Chapter XI
GALVANISM AND ELECTRO-PLATING

Simple Electro-plating

To the average boy experimenter, electro-plating is one of the most fascinating of the uses to which electricity may be put. In scientific language the process is known as electrolysis, and involves the separation of a chemical compound into its constituent parts or elements by the action of an electric current and the proper apparatus. Electrolysis cannot take place, however, unless the liquid in the tank, commonly called the electrolyte (no relation to electric light), is a conductor.

Water, or water with mixtures of chemicals, such as sulphate of copper, sulphate of zinc, chloride of nickel, cyanide and nitrate of silver, or uranium and other metallic salts, are good conductors. Oil is a non-conductor, and a current will not pass through it, no matter what the pressure may be. The simplest electro-plating outfit, and the one that a boy should start with, is the sulphate of copper bath, such as is commonly employed by makers of electrotypes, and which is in extensive use by refiners of copper for high-grade electrical use.

More than half of the total output of copper in the world is used for electrical work—conductors, switches, and all sorts of parts—and since any impurity in the copper interferes with its conducting powers, it is most important that it should be free from any traces of carbon or arsenic. The electrolytic refining of copper is now a very important process in connection with electric work, and about half a million tons of copper are treated annually to free it from all impurities. Moreover, the gold, silver, and other valuable metals which may be found in copper-ore are thus recovered.

The electro-plating, electrotyping, and refining operations are one and the same thing; but in the first instance the object to be plated is left in the solution only a short time or until a blush of copper has been applied. In the second process the wax mold is left in long enough for a thin shell of copper to be deposited; and in the third, the kathodes are immersed until they are heavily coated with copper. To carry on any of these operations it will be necessary to have a small tank or glass jar to hold the plating-bath or electrolyte. Preferably it should be of a square or oblong shape.
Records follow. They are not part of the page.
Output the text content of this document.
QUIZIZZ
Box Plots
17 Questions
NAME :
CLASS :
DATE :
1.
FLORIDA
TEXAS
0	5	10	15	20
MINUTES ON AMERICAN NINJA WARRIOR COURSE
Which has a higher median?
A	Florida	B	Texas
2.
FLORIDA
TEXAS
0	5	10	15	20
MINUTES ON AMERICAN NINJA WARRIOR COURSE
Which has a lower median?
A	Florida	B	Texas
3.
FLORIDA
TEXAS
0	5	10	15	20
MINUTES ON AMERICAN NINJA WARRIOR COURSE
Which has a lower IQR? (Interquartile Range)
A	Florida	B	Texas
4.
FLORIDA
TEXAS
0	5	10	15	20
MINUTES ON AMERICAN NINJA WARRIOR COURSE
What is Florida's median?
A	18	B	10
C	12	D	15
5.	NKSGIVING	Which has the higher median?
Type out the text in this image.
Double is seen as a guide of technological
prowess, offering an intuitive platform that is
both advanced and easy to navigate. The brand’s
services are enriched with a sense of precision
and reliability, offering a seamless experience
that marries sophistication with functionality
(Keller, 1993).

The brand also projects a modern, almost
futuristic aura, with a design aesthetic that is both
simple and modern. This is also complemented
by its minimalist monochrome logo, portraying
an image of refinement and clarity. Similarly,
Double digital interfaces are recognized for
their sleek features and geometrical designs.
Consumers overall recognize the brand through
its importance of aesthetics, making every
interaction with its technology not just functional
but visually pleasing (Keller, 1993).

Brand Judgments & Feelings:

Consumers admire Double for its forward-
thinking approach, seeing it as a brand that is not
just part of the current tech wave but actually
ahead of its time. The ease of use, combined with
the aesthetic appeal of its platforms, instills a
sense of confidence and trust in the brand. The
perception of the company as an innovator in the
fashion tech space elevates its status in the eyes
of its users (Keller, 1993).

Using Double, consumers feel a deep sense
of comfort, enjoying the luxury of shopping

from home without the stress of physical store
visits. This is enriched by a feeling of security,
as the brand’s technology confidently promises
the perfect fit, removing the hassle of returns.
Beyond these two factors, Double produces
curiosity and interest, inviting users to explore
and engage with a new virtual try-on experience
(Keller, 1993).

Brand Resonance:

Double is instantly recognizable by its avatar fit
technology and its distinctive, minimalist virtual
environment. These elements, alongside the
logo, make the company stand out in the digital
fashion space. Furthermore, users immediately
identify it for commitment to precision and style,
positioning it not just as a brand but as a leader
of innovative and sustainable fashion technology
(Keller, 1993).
But a serviceable tank may be constructed from white-wood, pine, or cypress, if proper care is taken in making and water-proofing ([Fig. 1]). For experimental purposes a tank eighteen inches long, ten inches wide, and twelve inches deep will be quite large enough to use as a copper bath. For silver, nickel, or gold, smaller tanks should be employed, as they contain less liquid, or electrolyte, which in the more valuable metals is expensive.

Obtain a clear plank twelve inches wide, well seasoned, and free from knots or sappy places. Cut two sides twenty inches long and two ends eight inches long. With chisel, saw, and plane shape the ends of the side planks as shown at [Fig. 2]; or if there is a mill at hand it would be well to have the ends cut with a buzz-saw, thus insuring that they will be accurate and fit snugly. Screw-holes are bored with a gimlet-bit, and countersunk, so that screws will pass freely through them and take hold in the edges of the boards. Screws and plenty of white-lead, or asphaltum varnish, should be used on these points to make them water-tight; then the lower edge of the frame is prepared for the bottom board. Turn the tank bottom up, and, with a fat steel-wire nail and a hammer, dent a groove at the middle of the edge of the planks all around, as shown in [Fig. 3]. It will not do to cut this out with a gouge-chisel, because it is intended that the wood should swell out again if necessary. The object of driving the wood down is to form a valley into which a line of cotton string-wicking, soaked in asphaltum varnish or imbedded in white-lead, may be laid. This should be done (as shown in [Fig. 4]) before the bottom is screwed on, so that afterwards (in the event of the joint leaking) the wood will swell and force the wicking out, and thus properly close the fissure.

The bottom board should be provided with holes all around the edge, not more than two inches apart, through which screws can be driven into the lower edge of the tank. Treat the wood, both in and outside, to several successive coats of asphaltum varnish, and as a result you will have a tank resembling [Fig. 1].

Two shallow grooves are to be cut in the top of each end board of the tank, for the cross-bars to fit in immovably. These bars should be about three inches apart; and the ones holding the anodes, or flat copper plates, should be close to one side, leaving plenty of room for objects of various sizes to be properly immersed.